Dalam rapat terbatas tentang peningkatan kualitas udara kawasan Jabodetabek di Istana Merdeka, Jakarta, Senin (14/8/2023), Presiden Joko Widodo (Jokowi) meminta masalah ini menjadi perhatian serius. Presiden Jokowi pun menawarkan opsi pemberlakuan kembali work from home (WFH) atau bekerja dari rumah untuk pekerja kantoran di Jakarta sebagai solusi jangka pendek.
Pemprov DKI Jakarta akan memperketat pelaksanaan uji emisi bagi kendaraan bermotor. Selain itu, memperketat izin pembangunan dan mengusulkan penggunaan Pertamax Turbo bagi kendaraan berkapasitas 2.400 cc.
Menteri LHK Siti Nurbaya menambahkan, penanganan masalah kualitas udara di wilayah Jabodetabek akan dibagi ke dalam beberapa tahap, yaitu jangka pendek, jangka menengah, dan jangka panjang. Dalam jangka pendek, pemerintah akan memberlakukan kebijakan Euro 5 dan 6, menambah ruang terbuka hijau, hingga menerapkan kembali work from home.
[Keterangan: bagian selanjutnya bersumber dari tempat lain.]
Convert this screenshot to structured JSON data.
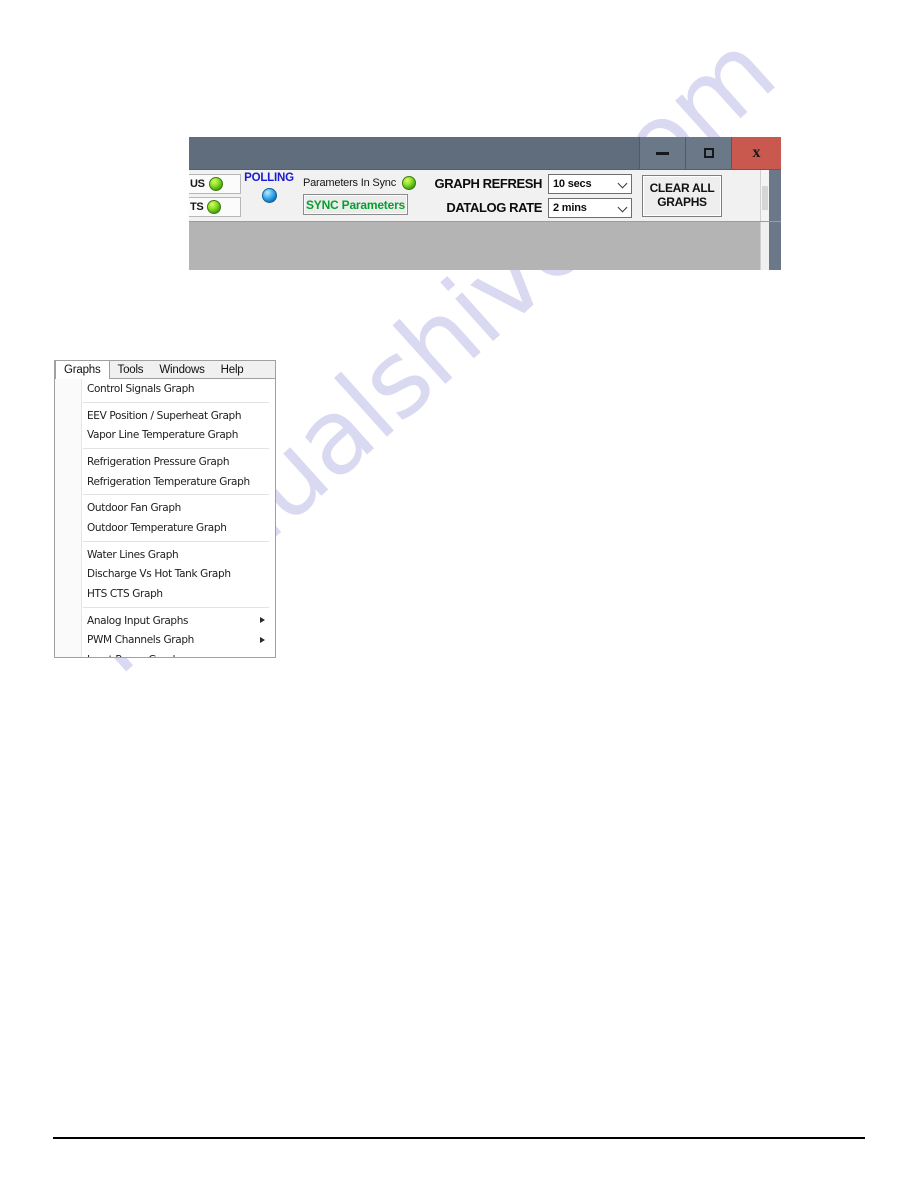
{
  "page": {
    "watermark": "manualshive.com"
  },
  "app_window": {
    "titlebar": {
      "minimize_label": "Minimize",
      "maximize_label": "Maximize",
      "close_label": "x"
    },
    "toolbar": {
      "status_items": [
        {
          "label": "US",
          "led": "green-led",
          "led_color": "#8ee02a"
        },
        {
          "label": "TS",
          "led": "green-led",
          "led_color": "#8ee02a"
        }
      ],
      "polling": {
        "label": "POLLING",
        "label_color": "#1a1ad0",
        "led": "blue-led",
        "led_color": "#49b6ef"
      },
      "sync": {
        "status_label": "Parameters In Sync",
        "status_led": "green-led",
        "button_label": "SYNC Parameters",
        "button_color": "#089e2f"
      },
      "graph_refresh": {
        "label": "GRAPH REFRESH",
        "value": "10 secs"
      },
      "datalog_rate": {
        "label": "DATALOG RATE",
        "value": "2 mins"
      },
      "clear_all": {
        "line1": "CLEAR ALL",
        "line2": "GRAPHS"
      }
    }
  },
  "menu_window": {
    "menubar": [
      {
        "label": "Graphs",
        "active": true
      },
      {
        "label": "Tools",
        "active": false
      },
      {
        "label": "Windows",
        "active": false
      },
      {
        "label": "Help",
        "active": false
      }
    ],
    "dropdown_groups": [
      {
        "items": [
          {
            "label": "Control Signals Graph",
            "submenu": false
          }
        ]
      },
      {
        "items": [
          {
            "label": "EEV Position / Superheat Graph",
            "submenu": false
          },
          {
            "label": "Vapor Line Temperature Graph",
            "submenu": false
          }
        ]
      },
      {
        "items": [
          {
            "label": "Refrigeration Pressure Graph",
            "submenu": false
          },
          {
            "label": "Refrigeration Temperature Graph",
            "submenu": false
          }
        ]
      },
      {
        "items": [
          {
            "label": "Outdoor Fan Graph",
            "submenu": false
          },
          {
            "label": "Outdoor Temperature Graph",
            "submenu": false
          }
        ]
      },
      {
        "items": [
          {
            "label": "Water Lines Graph",
            "submenu": false
          },
          {
            "label": "Discharge Vs Hot Tank Graph",
            "submenu": false
          },
          {
            "label": "HTS CTS Graph",
            "submenu": false
          }
        ]
      },
      {
        "items": [
          {
            "label": "Analog Input Graphs",
            "submenu": true
          },
          {
            "label": "PWM Channels Graph",
            "submenu": true
          },
          {
            "label": "Input Power Graph",
            "submenu": false
          }
        ]
      }
    ]
  }
}
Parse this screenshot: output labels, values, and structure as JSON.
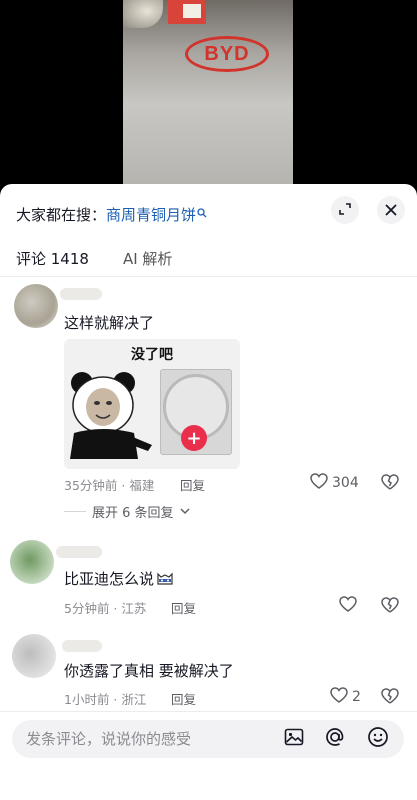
{
  "video": {
    "logo_text": "BYD"
  },
  "header": {
    "search_prefix": "大家都在搜：",
    "search_term": "商周青铜月饼",
    "search_icon": "magnifier-icon",
    "expand_icon": "expand-icon",
    "close_icon": "close-icon"
  },
  "tabs": [
    {
      "label": "评论 1418",
      "active": true
    },
    {
      "label": "AI 解析",
      "active": false
    }
  ],
  "comments": [
    {
      "text": "这样就解决了",
      "sticker_caption": "没了吧",
      "time": "35分钟前 · 福建",
      "reply_label": "回复",
      "likes": "304",
      "expand_label": "展开 6 条回复"
    },
    {
      "text": "比亚迪怎么说",
      "time": "5分钟前 · 江苏",
      "reply_label": "回复",
      "likes": ""
    },
    {
      "text": "你透露了真相 要被解决了",
      "time": "1小时前 · 浙江",
      "reply_label": "回复",
      "likes": "2"
    }
  ],
  "input": {
    "placeholder": "发条评论，说说你的感受",
    "icons": [
      "image-icon",
      "at-icon",
      "emoji-icon"
    ]
  },
  "colors": {
    "accent_blue": "#1a5fb4",
    "plus_red": "#ea2f4c",
    "logo_red": "#d2342b"
  }
}
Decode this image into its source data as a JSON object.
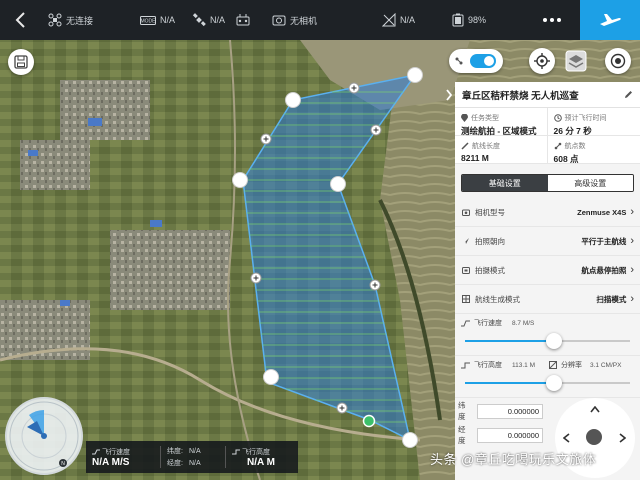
{
  "topbar": {
    "connection": "无连接",
    "mode": "N/A",
    "gps": "N/A",
    "rc": "",
    "camera": "无相机",
    "signal": "N/A",
    "battery": "98%",
    "more_icon": "ellipsis-icon",
    "fly_icon": "airplane-icon"
  },
  "map": {
    "colors": {
      "area_fill": "#2e7bd6",
      "area_stroke": "#5ab0f0",
      "flight_line": "#7dd86a",
      "vertex": "#ffffff",
      "start_point": "#3cc06a"
    }
  },
  "panel": {
    "title": "章丘区秸秆禁烧 无人机巡查",
    "edit_icon": "pencil-icon",
    "mission_type_label": "任务类型",
    "mission_type_value": "测绘航拍 - 区域模式",
    "flight_time_label": "预计飞行时间",
    "flight_time_value": "26 分 7 秒",
    "route_length_label": "航线长度",
    "route_length_value": "8211 M",
    "waypoints_label": "航点数",
    "waypoints_value": "608 点",
    "tab_basic": "基础设置",
    "tab_advanced": "高级设置",
    "rows": [
      {
        "label": "相机型号",
        "value": "Zenmuse X4S"
      },
      {
        "label": "拍照朝向",
        "value": "平行于主航线"
      },
      {
        "label": "拍摄模式",
        "value": "航点悬停拍照"
      },
      {
        "label": "航线生成模式",
        "value": "扫描模式"
      }
    ],
    "speed_label": "飞行速度",
    "speed_value": "8.7 M/S",
    "speed_fraction": 0.54,
    "altitude_label": "飞行高度",
    "altitude_value": "113.1 M",
    "resolution_label": "分辨率",
    "resolution_value": "3.1 CM/PX",
    "altitude_fraction": 0.54,
    "latitude_label": "纬度",
    "latitude_value": "0.000000",
    "longitude_label": "经度",
    "longitude_value": "0.000000"
  },
  "telemetry": {
    "speed_label": "飞行速度",
    "speed_value": "N/A M/S",
    "lat_label": "纬度:",
    "lat_value": "N/A",
    "lon_label": "经度:",
    "lon_value": "N/A",
    "alt_label": "飞行高度",
    "alt_value": "N/A M"
  },
  "watermark": "头条 @章丘吃喝玩乐文旅体"
}
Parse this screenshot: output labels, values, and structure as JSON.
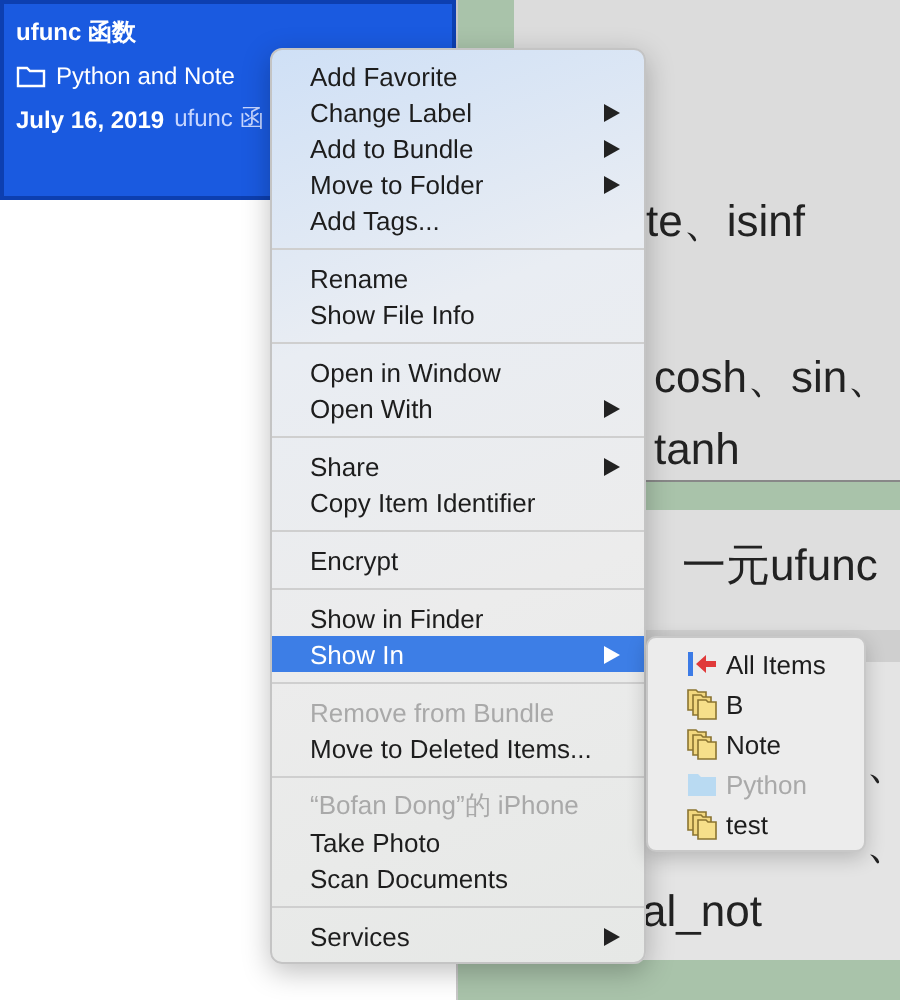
{
  "note_list": {
    "card": {
      "selected": true,
      "title": "ufunc 函数",
      "folder": "Python and Note",
      "date": "July 16, 2019",
      "snippet": "ufunc 函"
    }
  },
  "document": {
    "sections": [
      {
        "kind": "body",
        "lines": [
          "te、isinf",
          "cosh、sin、",
          "tanh"
        ]
      },
      {
        "kind": "heading",
        "lines": [
          "一元ufunc"
        ]
      },
      {
        "kind": "body_tail",
        "lines": [
          "、",
          "、",
          "al_not"
        ]
      }
    ]
  },
  "context_menu": {
    "sections": [
      [
        {
          "kind": "item",
          "label": "Add Favorite",
          "submenu": false,
          "disabled": false,
          "selected": false
        },
        {
          "kind": "item",
          "label": "Change Label",
          "submenu": true,
          "disabled": false,
          "selected": false
        },
        {
          "kind": "item",
          "label": "Add to Bundle",
          "submenu": true,
          "disabled": false,
          "selected": false
        },
        {
          "kind": "item",
          "label": "Move to Folder",
          "submenu": true,
          "disabled": false,
          "selected": false
        },
        {
          "kind": "item",
          "label": "Add Tags...",
          "submenu": false,
          "disabled": false,
          "selected": false
        }
      ],
      [
        {
          "kind": "item",
          "label": "Rename",
          "submenu": false,
          "disabled": false,
          "selected": false
        },
        {
          "kind": "item",
          "label": "Show File Info",
          "submenu": false,
          "disabled": false,
          "selected": false
        }
      ],
      [
        {
          "kind": "item",
          "label": "Open in Window",
          "submenu": false,
          "disabled": false,
          "selected": false
        },
        {
          "kind": "item",
          "label": "Open With",
          "submenu": true,
          "disabled": false,
          "selected": false
        }
      ],
      [
        {
          "kind": "item",
          "label": "Share",
          "submenu": true,
          "disabled": false,
          "selected": false
        },
        {
          "kind": "item",
          "label": "Copy Item Identifier",
          "submenu": false,
          "disabled": false,
          "selected": false
        }
      ],
      [
        {
          "kind": "item",
          "label": "Encrypt",
          "submenu": false,
          "disabled": false,
          "selected": false
        }
      ],
      [
        {
          "kind": "item",
          "label": "Show in Finder",
          "submenu": false,
          "disabled": false,
          "selected": false
        },
        {
          "kind": "item",
          "label": "Show In",
          "submenu": true,
          "disabled": false,
          "selected": true
        }
      ],
      [
        {
          "kind": "item",
          "label": "Remove from Bundle",
          "submenu": false,
          "disabled": true,
          "selected": false
        },
        {
          "kind": "item",
          "label": "Move to Deleted Items...",
          "submenu": false,
          "disabled": false,
          "selected": false
        }
      ],
      [
        {
          "kind": "header",
          "label": "“Bofan Dong”的 iPhone"
        },
        {
          "kind": "item",
          "label": "Take Photo",
          "submenu": false,
          "disabled": false,
          "selected": false
        },
        {
          "kind": "item",
          "label": "Scan Documents",
          "submenu": false,
          "disabled": false,
          "selected": false
        }
      ],
      [
        {
          "kind": "item",
          "label": "Services",
          "submenu": true,
          "disabled": false,
          "selected": false
        }
      ]
    ]
  },
  "submenu": {
    "items": [
      {
        "kind": "all",
        "label": "All Items",
        "disabled": false
      },
      {
        "kind": "bundle",
        "label": "B",
        "disabled": false
      },
      {
        "kind": "bundle",
        "label": "Note",
        "disabled": false
      },
      {
        "kind": "folder",
        "label": "Python",
        "disabled": true
      },
      {
        "kind": "bundle",
        "label": "test",
        "disabled": false
      }
    ]
  }
}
“Pada jangka menengah mengurangi kendaraan fosil. Kita sudah punya MRT, LRT, dan kereta cepat dan juga agenda elektrifikasi. Pada jangka panjang tentu saja juga sudah kita awali yaitu mitigasi dan adaptasi iklim dengan pengawasan yang ketat di Jabodetabek,” ucap Menteri LHK.
Sedangkan Menteri Perhubungan Budi Karya Sumadi mengatakan, akan memperketat pelaksanaan uji emisi, pemerintah juga akan mengeluarkan kebijakan yang berkaitan dengan utilitas kendaraan. Pemerintah mempertimbangkan untuk membuat kebijakan empat penumpang dalam satu mobil atau four in one. Pemerintah juga akan meminta PLN untuk memperbanyak persediaan Stasiun Pengisian Kendaraan Listrik Umum (SPKLU). Selain itu, pemerintah juga mendorong peningkatan penggunaan kendaraan listrik (electric vehicle).